Women peasants had walked 40 kilometres and more in the heat and dust in order to carry out their mandates. Older women from the mountains who had never left their worldly innocent auls took part in the conference too. They had never seen a city, let alone a railway. A white-haired old lady proudly carried a red banner for the female peasant delegates from Germany, which was to be given to the women peasants there. ‘So that it may light the way for your revolutionary uprising and remind you that the sun of freedom and right rose in the East’. ‘We have come to you without our veils’, called out one woman from the mountains, ‘because the truth has unveiled itself to our souls. That truth is the revolution, which brought us women freedom. We are sisters with you all’. On behalf of those who elected her, an older Georgian woman, dressed in dark black, declared: ‘Woe to the bourgeoisie if it should attempt to impose its old rule on us in the liberated Caucuses! We women too will resist this to the last, and not with sighs and tears, but with deadly weapons. That is something you had better know’.
Russian was the intermediary language of the conference, but around a dozen different languages could be heard. But regardless of the language that was being spoken, the very same tremendous, historic spirit could be heard: the spirit that was understood by all, the spirit of the revolution, of the most impassioned international solidarity.
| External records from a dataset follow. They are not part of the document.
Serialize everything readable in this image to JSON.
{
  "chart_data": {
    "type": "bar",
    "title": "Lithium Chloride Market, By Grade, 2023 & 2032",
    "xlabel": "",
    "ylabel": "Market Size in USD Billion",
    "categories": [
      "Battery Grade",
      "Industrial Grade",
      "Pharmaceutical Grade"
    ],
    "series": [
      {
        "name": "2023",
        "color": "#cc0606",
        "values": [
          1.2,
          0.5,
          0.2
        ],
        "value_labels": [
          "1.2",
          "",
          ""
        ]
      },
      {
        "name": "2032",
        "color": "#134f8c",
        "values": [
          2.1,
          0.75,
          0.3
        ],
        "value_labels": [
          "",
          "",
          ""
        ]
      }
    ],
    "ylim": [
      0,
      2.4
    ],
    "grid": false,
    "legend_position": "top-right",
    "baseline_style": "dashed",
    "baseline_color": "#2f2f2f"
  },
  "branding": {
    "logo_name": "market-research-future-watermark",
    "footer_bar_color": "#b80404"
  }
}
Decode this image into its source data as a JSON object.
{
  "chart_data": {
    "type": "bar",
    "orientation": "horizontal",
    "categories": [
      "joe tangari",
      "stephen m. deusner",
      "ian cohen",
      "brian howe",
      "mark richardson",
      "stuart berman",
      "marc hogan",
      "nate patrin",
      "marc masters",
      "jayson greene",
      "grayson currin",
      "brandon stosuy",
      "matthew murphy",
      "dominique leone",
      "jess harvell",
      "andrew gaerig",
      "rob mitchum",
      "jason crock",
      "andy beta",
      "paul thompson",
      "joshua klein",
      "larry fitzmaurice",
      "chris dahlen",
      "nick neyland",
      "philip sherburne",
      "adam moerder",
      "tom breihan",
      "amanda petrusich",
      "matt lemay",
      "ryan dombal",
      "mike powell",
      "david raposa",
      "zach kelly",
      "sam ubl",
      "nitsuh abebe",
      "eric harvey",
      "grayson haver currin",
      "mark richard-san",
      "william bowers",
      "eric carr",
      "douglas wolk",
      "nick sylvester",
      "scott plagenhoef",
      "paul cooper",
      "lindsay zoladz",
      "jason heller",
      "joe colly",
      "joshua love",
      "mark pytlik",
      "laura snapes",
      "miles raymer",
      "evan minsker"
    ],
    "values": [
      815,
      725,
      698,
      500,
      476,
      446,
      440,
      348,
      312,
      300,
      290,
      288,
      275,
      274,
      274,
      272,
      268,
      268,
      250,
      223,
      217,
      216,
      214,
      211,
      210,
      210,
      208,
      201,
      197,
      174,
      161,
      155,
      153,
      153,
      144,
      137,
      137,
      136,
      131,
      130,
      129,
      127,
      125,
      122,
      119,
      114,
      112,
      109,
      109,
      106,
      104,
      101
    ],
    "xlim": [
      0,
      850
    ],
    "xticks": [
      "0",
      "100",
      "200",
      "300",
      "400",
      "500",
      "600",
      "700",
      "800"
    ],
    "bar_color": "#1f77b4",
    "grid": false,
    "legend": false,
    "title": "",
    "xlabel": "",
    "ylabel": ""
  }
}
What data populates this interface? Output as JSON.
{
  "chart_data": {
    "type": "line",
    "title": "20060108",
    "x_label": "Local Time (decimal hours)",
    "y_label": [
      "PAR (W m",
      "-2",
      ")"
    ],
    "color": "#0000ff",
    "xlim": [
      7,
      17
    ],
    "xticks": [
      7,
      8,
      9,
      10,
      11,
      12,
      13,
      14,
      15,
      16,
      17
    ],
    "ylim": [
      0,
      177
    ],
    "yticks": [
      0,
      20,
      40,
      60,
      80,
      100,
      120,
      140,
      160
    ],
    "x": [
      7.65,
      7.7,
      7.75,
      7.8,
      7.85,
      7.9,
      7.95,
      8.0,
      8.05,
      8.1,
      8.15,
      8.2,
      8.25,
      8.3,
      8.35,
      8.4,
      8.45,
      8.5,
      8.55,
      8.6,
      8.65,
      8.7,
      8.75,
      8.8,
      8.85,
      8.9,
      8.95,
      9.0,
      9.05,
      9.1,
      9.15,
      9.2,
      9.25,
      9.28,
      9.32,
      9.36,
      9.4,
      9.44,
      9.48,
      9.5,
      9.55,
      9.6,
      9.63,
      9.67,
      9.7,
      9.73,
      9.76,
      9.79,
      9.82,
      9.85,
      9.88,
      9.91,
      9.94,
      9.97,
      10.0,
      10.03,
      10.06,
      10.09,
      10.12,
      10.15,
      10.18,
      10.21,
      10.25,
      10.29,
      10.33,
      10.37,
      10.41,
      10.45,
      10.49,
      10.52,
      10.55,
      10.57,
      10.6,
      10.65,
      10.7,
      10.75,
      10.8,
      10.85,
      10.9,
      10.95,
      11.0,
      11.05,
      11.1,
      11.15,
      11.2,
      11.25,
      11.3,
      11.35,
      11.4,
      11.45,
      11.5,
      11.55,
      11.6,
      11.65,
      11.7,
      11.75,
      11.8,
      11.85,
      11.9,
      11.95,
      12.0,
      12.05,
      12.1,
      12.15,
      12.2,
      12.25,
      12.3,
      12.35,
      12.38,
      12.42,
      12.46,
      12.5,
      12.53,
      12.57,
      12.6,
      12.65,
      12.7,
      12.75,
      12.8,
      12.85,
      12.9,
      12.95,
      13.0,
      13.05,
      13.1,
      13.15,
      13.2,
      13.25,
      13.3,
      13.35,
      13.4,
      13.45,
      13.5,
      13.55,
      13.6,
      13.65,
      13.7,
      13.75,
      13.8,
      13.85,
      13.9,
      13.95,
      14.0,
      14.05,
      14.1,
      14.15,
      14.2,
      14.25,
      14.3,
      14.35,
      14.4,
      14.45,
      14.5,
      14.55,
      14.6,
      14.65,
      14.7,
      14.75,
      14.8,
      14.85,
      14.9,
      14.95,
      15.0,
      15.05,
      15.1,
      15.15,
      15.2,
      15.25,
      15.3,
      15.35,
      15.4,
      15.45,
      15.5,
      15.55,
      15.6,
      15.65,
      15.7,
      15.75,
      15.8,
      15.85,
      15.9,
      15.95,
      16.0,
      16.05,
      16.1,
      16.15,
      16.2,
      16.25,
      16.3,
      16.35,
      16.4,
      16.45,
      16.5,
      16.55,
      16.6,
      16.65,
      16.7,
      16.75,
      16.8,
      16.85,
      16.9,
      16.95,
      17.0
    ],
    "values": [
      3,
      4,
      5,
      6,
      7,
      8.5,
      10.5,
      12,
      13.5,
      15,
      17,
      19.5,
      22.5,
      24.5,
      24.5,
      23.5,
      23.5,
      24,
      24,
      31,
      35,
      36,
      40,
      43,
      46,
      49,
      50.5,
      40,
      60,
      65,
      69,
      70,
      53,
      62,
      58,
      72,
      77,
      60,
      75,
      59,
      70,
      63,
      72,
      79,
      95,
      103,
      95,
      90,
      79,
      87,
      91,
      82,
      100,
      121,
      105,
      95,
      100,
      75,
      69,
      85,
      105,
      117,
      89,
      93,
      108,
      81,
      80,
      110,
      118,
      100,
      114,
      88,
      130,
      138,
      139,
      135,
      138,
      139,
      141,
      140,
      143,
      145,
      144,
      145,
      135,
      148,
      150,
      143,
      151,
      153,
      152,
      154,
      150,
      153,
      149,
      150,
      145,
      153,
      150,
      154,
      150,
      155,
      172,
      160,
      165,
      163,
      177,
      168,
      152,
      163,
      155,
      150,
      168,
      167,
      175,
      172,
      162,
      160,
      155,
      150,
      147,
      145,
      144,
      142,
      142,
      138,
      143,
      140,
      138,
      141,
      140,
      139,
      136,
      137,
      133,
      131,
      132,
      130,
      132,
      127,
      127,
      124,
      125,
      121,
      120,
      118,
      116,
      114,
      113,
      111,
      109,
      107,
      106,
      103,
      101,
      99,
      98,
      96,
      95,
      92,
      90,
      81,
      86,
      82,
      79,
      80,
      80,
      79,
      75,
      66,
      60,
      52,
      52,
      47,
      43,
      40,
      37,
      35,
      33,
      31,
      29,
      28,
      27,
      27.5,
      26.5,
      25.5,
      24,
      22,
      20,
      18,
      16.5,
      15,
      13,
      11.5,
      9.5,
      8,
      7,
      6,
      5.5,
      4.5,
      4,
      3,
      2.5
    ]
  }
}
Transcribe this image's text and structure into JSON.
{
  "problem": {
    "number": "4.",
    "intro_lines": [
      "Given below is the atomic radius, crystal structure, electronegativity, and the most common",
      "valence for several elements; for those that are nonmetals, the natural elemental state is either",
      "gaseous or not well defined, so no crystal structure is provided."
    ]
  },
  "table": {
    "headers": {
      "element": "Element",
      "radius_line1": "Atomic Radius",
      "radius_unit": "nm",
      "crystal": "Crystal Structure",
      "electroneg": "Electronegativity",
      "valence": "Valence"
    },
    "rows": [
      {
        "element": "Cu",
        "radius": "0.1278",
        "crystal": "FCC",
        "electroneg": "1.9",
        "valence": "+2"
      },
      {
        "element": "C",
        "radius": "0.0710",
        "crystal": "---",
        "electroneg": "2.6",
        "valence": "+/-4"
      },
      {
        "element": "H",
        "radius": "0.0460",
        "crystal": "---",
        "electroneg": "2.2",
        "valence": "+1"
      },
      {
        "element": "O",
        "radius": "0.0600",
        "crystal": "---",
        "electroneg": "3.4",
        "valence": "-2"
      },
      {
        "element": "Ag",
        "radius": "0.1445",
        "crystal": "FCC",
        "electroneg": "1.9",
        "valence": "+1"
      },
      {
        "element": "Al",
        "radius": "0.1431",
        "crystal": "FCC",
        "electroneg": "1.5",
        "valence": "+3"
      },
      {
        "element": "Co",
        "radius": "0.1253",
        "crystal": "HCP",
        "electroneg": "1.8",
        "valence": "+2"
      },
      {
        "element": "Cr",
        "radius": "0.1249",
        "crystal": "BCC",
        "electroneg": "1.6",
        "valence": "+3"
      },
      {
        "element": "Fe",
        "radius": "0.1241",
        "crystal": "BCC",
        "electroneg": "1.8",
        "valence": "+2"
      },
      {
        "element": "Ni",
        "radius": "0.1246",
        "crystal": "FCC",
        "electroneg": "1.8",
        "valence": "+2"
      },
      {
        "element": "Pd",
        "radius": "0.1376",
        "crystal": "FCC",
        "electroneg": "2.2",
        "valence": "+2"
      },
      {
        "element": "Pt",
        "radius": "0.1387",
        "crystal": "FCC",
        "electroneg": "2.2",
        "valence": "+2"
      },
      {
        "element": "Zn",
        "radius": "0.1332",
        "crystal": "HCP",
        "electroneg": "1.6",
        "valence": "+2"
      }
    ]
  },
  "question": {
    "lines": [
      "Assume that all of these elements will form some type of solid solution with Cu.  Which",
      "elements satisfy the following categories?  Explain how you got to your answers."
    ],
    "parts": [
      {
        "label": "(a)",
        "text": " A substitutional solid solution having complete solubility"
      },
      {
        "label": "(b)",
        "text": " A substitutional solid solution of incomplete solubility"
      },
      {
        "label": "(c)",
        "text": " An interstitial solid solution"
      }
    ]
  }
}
The conference was, of course, an unrivalled testament to the huge amount of patient, clever and devoted detail work being done in order to awaken and enlighten the masses of working women. But it was anything but a show put on to boast of such accomplishments. The conference revealed the ‘soul of the people’ that had really awoken and was now asserting itself. Yes, it’s true. The tribes of the Northern Caucasus are in revolt and are rising up – not against the Soviet Union and the social revolution, but in favour of it. That the proletarian revolution is the path to freedom, to a higher culture that these women anticipate, to the fraternity of humanity, is something they have an overpowering feeling of, and something they think with increasing clarity.